An even more interesting result, was that parallel to the expression of TGFB1, we observed a high expression of ETS proto-oncogene 1 (ETS1), a factor that regulates matrix turnover by activating several metalloproteinases (MMPs) [48]. In previous studies it has been shown that ETS1 strongly suppresses TGFB induction of collagen type 1 and other matrix-related genes and reverses TGFB-dependent inhibition of MMP-1 [48]. Our results suggest that the high level of expression of ETS1 in cultured porcine oral fibroblasts is maintained, suggesting that ETS1 could still be actively involved as an effector of the TGFB signaling pathway and act as an antagonist of the profibriotic effects of TGFB. It is of great importance profiling the characteristics of in vitro-maintained (cultured) cells of the oral mucosa, that can potentially be used in future translational studies of repair and regeneration.

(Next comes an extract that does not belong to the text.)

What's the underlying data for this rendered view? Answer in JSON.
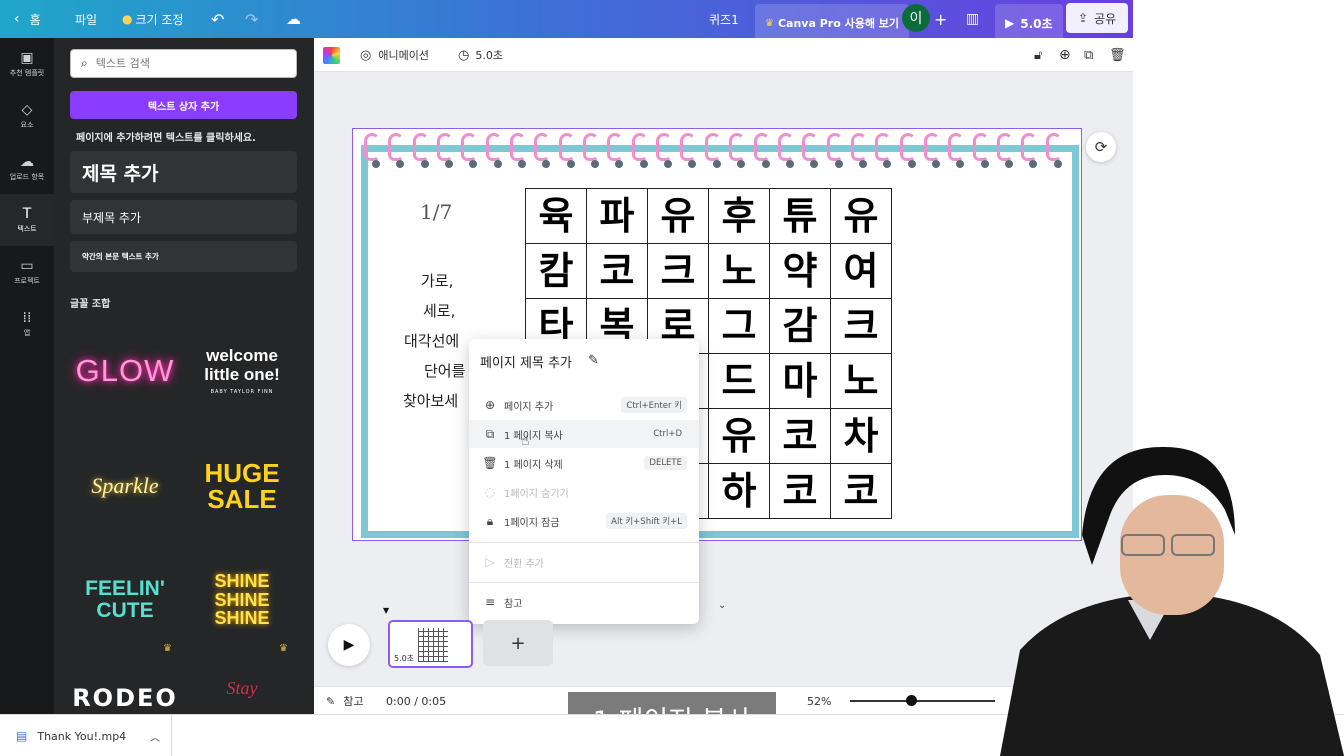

An analysis comparing gene expression in dermal fibroblasts and gingival fibroblasts was performed by Ebisawa et al. [49]. Using microarrays, they analyzed the expression of 5284 genes, and they showed that only 5% of these genes had a significant difference in the expression level. Three genes were confirmed with the most significant difference: IGF2, HSD17B2, and GPC3. However, we have not identified common genes in our research. Ebisawa et al. compared the gene expression of skin fibroblasts to gingival fibroblasts, and in our study, we have compared the expression of buccal mucosa fibroblasts at different time intervals.

In conclusion, our results suggest that porcine oral fibroblasts present the expression of important genes responsible for basic wound healing mechanisms, as illustrated by the three heatmaps grouping genes involved in response to wounding, vasculature development, and wound healing processes. In the wound healing process, the appropriate modulation of the extracellular matrix, which does not lead to scarring, is of great importance. The TGFB and ETS genes seem to be important for this process. The properties of in vitro cultured cells may resemble the properties of oral mucosa as a tissue and therefore in vitro cultured cells may be the basis for research into the scar-free wound healing process. However, despite the current discoveries, more research in this area is required before translating our knowledge into clinical therapeutic approaches.